Tatá Aeroplano e sua música de resistência

Tatá Aeroplano e sua música de resistência

VINICIUS HOLANDA

Alma de Gato é um pássaro chamado assim porque, ao pular de galho em galho, costuma fazer malabarismos – à semelhança de um felino. Não por acaso, Tatá Aeroplano batizou seu quarto álbum solo com o nome do bicho. O músico paulistano, um dos expoentes da neotropicália com o extinto grupo Cérebro Eletrônico, já integrou a Jumbo Elektro, gravou em parceria com a cantora Bárbara Eugênia e mantém ativo seu projeto Frito Sampler.

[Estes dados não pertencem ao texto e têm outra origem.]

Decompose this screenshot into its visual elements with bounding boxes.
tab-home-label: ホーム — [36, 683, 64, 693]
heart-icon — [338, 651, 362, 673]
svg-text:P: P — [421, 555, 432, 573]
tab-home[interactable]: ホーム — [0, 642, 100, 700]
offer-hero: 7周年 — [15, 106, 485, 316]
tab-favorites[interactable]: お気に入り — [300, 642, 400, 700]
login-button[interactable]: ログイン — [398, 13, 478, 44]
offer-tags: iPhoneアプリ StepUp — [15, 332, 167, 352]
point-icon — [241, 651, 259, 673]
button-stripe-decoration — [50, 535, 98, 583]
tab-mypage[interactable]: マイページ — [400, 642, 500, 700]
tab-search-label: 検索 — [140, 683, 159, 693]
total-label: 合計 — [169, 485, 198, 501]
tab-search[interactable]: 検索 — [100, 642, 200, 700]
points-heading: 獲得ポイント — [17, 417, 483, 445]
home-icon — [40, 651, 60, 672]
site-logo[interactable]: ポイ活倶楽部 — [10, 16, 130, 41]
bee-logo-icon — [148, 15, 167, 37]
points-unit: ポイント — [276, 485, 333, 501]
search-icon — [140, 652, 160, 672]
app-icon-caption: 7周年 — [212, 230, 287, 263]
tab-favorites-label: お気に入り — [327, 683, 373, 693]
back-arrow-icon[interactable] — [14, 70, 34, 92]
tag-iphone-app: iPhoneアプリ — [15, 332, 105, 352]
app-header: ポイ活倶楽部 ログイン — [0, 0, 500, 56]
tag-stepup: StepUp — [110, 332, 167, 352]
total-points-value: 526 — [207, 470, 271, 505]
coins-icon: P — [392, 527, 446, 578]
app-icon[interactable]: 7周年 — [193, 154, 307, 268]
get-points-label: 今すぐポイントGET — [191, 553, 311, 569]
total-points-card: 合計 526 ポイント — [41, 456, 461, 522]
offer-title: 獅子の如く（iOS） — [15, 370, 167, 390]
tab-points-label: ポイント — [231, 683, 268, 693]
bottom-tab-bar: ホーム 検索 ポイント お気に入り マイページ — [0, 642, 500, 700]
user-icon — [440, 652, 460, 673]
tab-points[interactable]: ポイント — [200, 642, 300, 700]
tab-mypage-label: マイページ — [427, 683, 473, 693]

O compositor diz que a mudança, no final de 2016, de Santa Cecília, Centro de São Paulo, para a Vila Romana, foi determinante na construção do novo disco. “Respirei novos ares, lá tem um ar meio interiorano”. Como já ocorria em seus trabalhos anteriores, ele continua captando o que se passa em volta para elaborar suas letras – ora intimistas, ora bem-humoradas, ora repletas de ironia.

Ironias, aliás, que não poupam nem a si próprio. Como mostra um trecho da faixa de abertura de Alma de Gato (Voador Discos) Cores no Quarto: Não tenho que escutar hoje/ que eu não tenho mais o moral/ que eu tive no passado/ de fazer canções assim/ tão deslumbrantes. “Nunca fui de me levar a sério”, admite o músico.

O tom confessional, uma de suas marcas registradas, permanece. Algo que o artista garante não ser premeditado. “Capturo passagens, escrevo e, depois, na hora de montar as canções, levo essa loucura toda para o trabalho. Como se fosse um quebra-cabeça”.

Aeroplano afirma que sua obra tem uma relação forte com os sonhos. “Muitas vezes, quando começo a arranhar o violão, jogo meu consciente para o inconsciente. Várias letras surgem assim. Eu estou acordado, mas é como se tivesse pensando dentro de um sonho”.

O som que emoldura os versos espertos – e, às vezes, non sense – acompanham as viagens. Por vezes beirando a mais pura psicodelia, algo que o aproxima de outro compositor outsider, Jupiter Maçã, morto em 2015. “Isso é um baita elogio. Ele é uma referência para mim”.

O músico lembra que realizou alguns shows em que tocava de ponta a ponta o clássico A Sétima Efervescência, primeiro álbum solo do gaúcho. “Era um trabalho absurdo reproduzir as mudanças de vozes e nuances do disco. Um grande aprendizado”.

Santos
Um dos trabalhos do paulistano encontra ligações com a Baixada Santista. Usando seu alter ego Frito Sampler, ele fez a trilha sonora do longa-metragem De Menor, de Caru Alves de Souza, em 2013. O filme, com forte temática social, foi rodado em Santos. “Compusemos tudo de uma vez. O que esboçamos encaixou perfeito com as cenas”.

Ainda que em fase solo, Aeroplano não dispensa as contribuições artísticas. Na bela Vida Inteira, do compositor João Sobral, ele divide os vocais com a cantora Malu Maria, de quem produziu o álbum Diamantes na Pista. “Gosto de interagir. Até compusemos uma canção juntos (Os Novos Baianos Sapateiam na Garoa dos Sex Pistols, uma das oito faixas de Alma de Gato)”.

O artista não para: diz que já tem uma parceria com o artista Borboleta Psicodélica na gaveta. “Música é uma forma de resistir a tempos difíceis”.